Trang came back from the proofreader today--oh my God. If you're wondering what the difference is between a good proofreader and a bad proofreader or just a normal reader: My sister, who is intelligent, educated, and literate, but not in any way a publishing professional, read over Trang and noted any typos she found. In the entire book, she found five. This fellow found way more than five--way more than five in each chapter. And I do mean outright errors, not debatable questions of style.

The thing that people often don't appreciate about proofreading is that it's rarely about catching misspelled words--those are relatively easy for readers to catch, but spell-checking software does a good job of catching them, too. I left in a lot of things like "he said replied." Each of those words is spelled correctly, so the eye tends to skip over the problem, but one of them needs to go!

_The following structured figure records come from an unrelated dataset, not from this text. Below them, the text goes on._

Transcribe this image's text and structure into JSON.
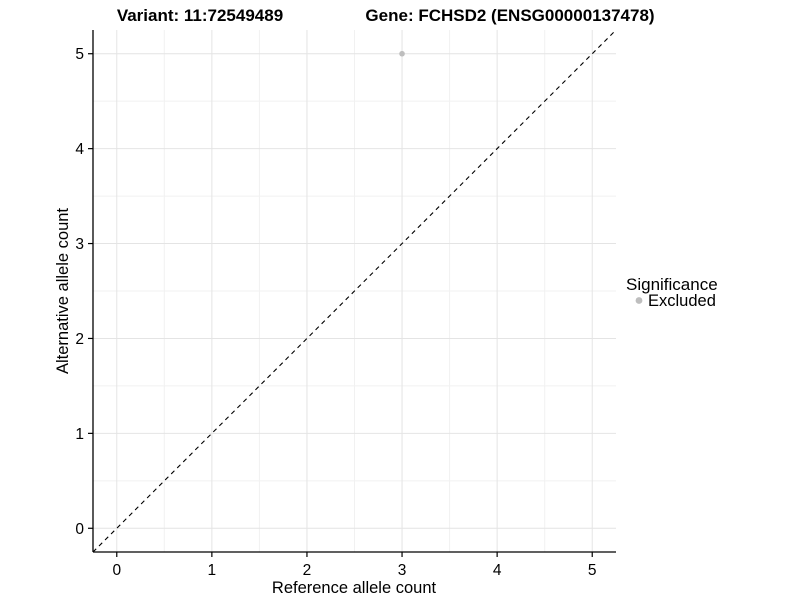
{
  "chart_data": {
    "type": "scatter",
    "titles": [
      "Variant: 11:72549489",
      "Gene: FCHSD2 (ENSG00000137478)"
    ],
    "xlabel": "Reference allele count",
    "ylabel": "Alternative allele count",
    "xlim": [
      -0.25,
      5.25
    ],
    "ylim": [
      -0.25,
      5.25
    ],
    "x_major_ticks": [
      0,
      1,
      2,
      3,
      4,
      5
    ],
    "y_major_ticks": [
      0,
      1,
      2,
      3,
      4,
      5
    ],
    "x_minor_ticks": [
      0.5,
      1.5,
      2.5,
      3.5,
      4.5
    ],
    "y_minor_ticks": [
      0.5,
      1.5,
      2.5,
      3.5,
      4.5
    ],
    "grid": "major+minor",
    "series": [
      {
        "name": "Excluded",
        "color": "#bebebe",
        "points": [
          {
            "x": 3,
            "y": 5
          }
        ]
      }
    ],
    "reference_line": {
      "type": "identity",
      "slope": 1,
      "intercept": 0,
      "style": "dashed",
      "color": "#000000"
    },
    "legend": {
      "position": "right",
      "title": "Significance",
      "entries": [
        {
          "label": "Excluded",
          "color": "#bebebe"
        }
      ]
    },
    "colors": {
      "background": "#ffffff",
      "grid_major": "#e4e4e4",
      "grid_minor": "#f1f1f1",
      "axis_line": "#000000",
      "point": "#bebebe",
      "text": "#000000"
    }
  }
}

The proofreader also had some good suggestions for the layout--I think I'll input the changes to the e-books first (and do a giveaway on Library Thing) and then tackle modifying the print layout. One thing he suggested was removing the "***" I have to mark breaks within the chapters. I think it makes sense to take them out of the print book, but I wonder if I should leave them in the e-books. Maybe they're not necessary, but I'm a little paranoid about formatting, and the "***" makes it absolutely clear that the breaks are supposed to be there and aren't the hard returns magically multiplying. Then again, maybe it looks amateurish. Hm.

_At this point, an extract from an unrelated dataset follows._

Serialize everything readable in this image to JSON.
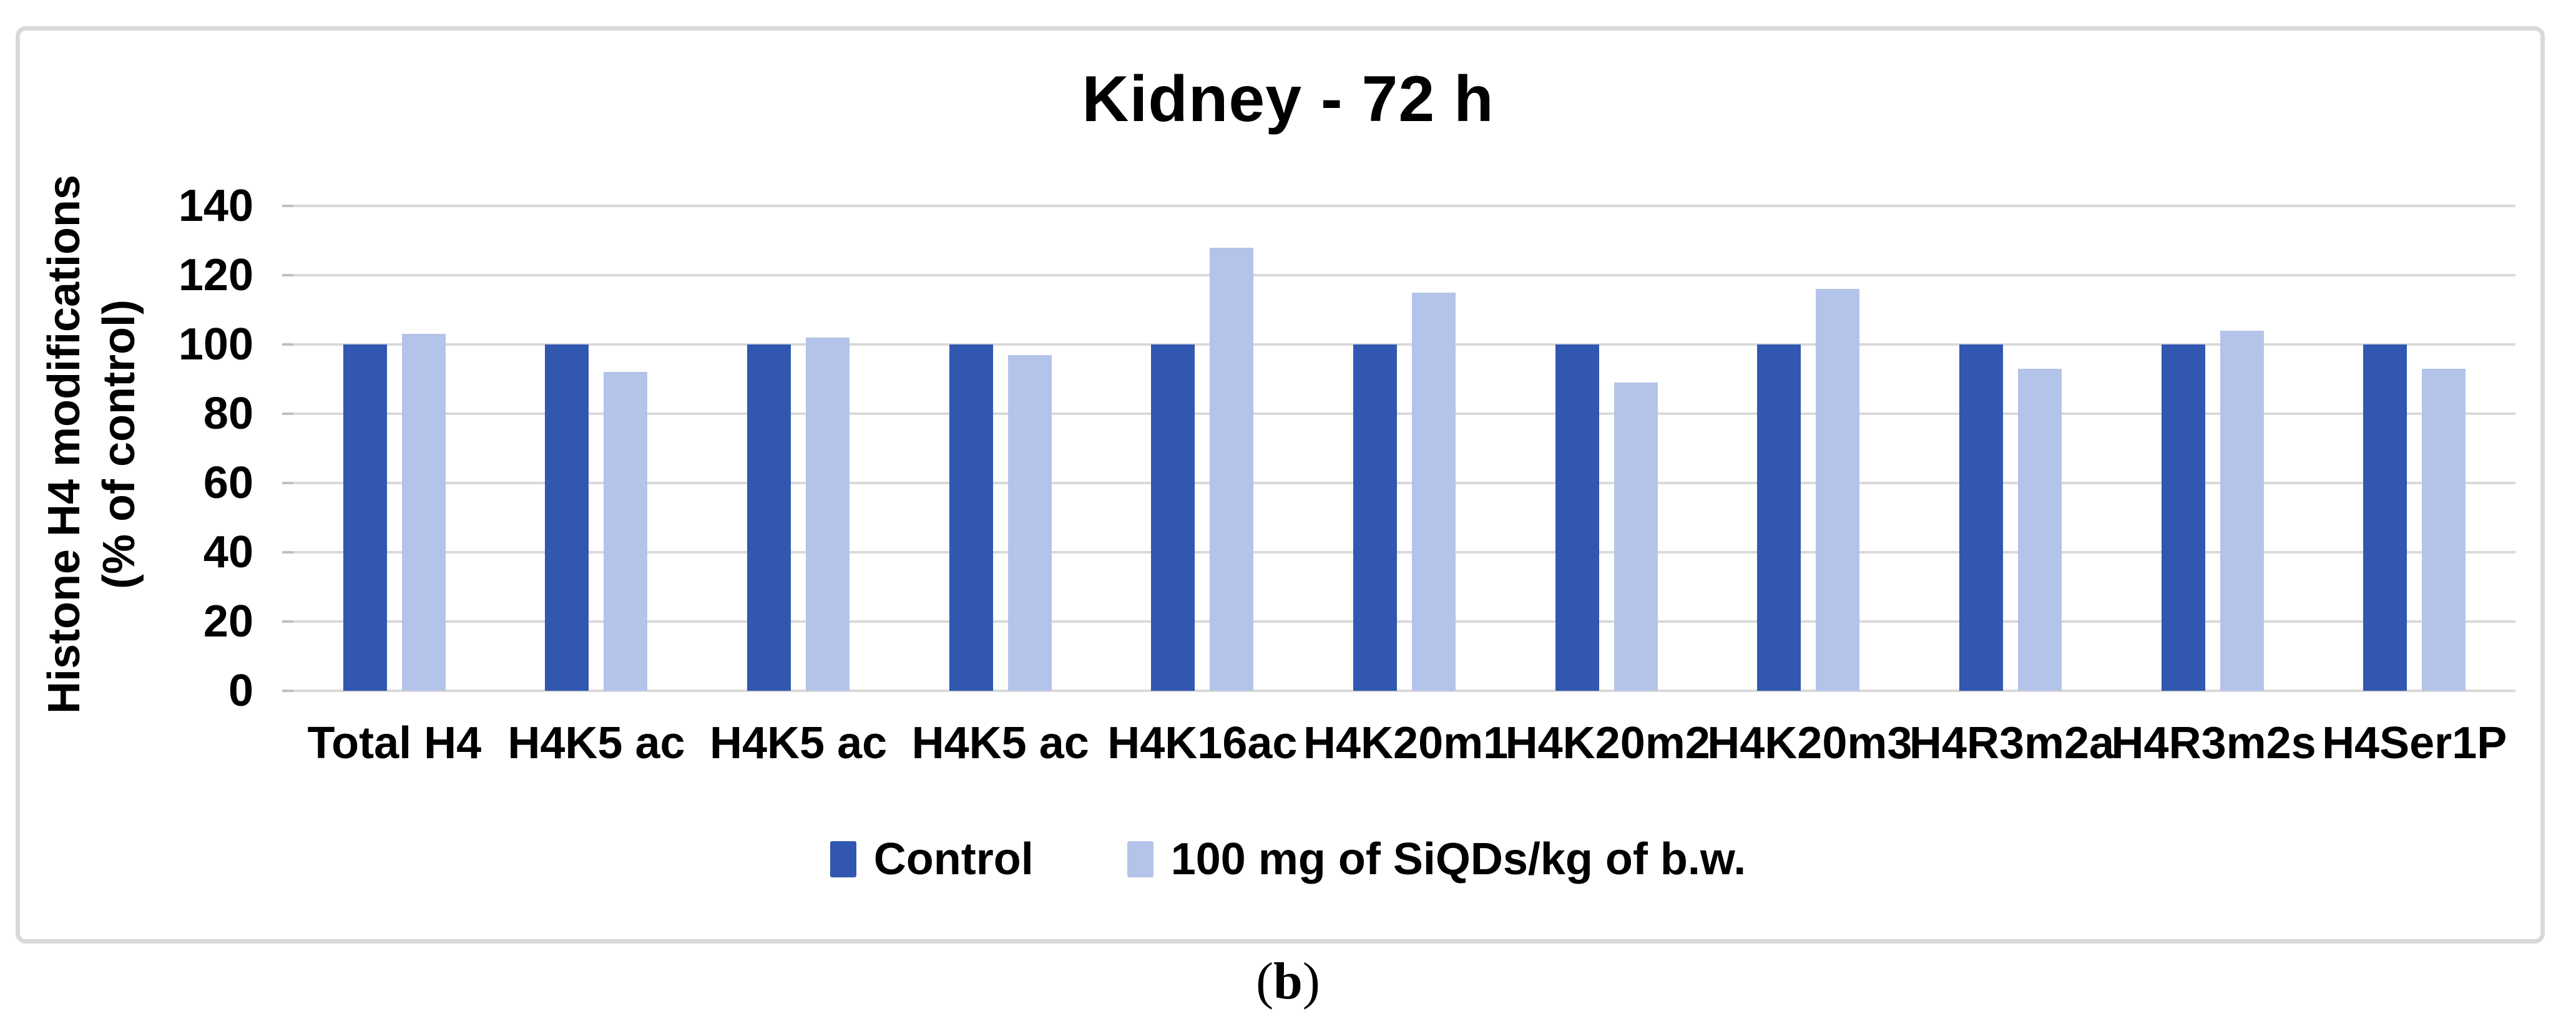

Anyway, I don't know if the guy wants me to put his name here, and he doesn't have a Web site to link to, but I do recommend him. If you e-mail me (use the Contact Me form to the left there), I'll give you his contact info. He charges $25 an hour, and it took him 14 hours to proof Trang, which is 108,000 words. As always when you use a proofreader, you want to give them your final copy--there's no point in having someone proofread something if you're going to, say, completely change the ending. Clean copy will be proofed more quickly and less expensively, so have your friends and writing buddies look it over first before you send it to a pro.

And, as a former freelancer myself, I must say, PAY ON TIME. You get the manuscript back, you look it over to make sure the job's been done, and you immediately write a check and put it in the mail. Nothing says "Thank you!" like timely payment.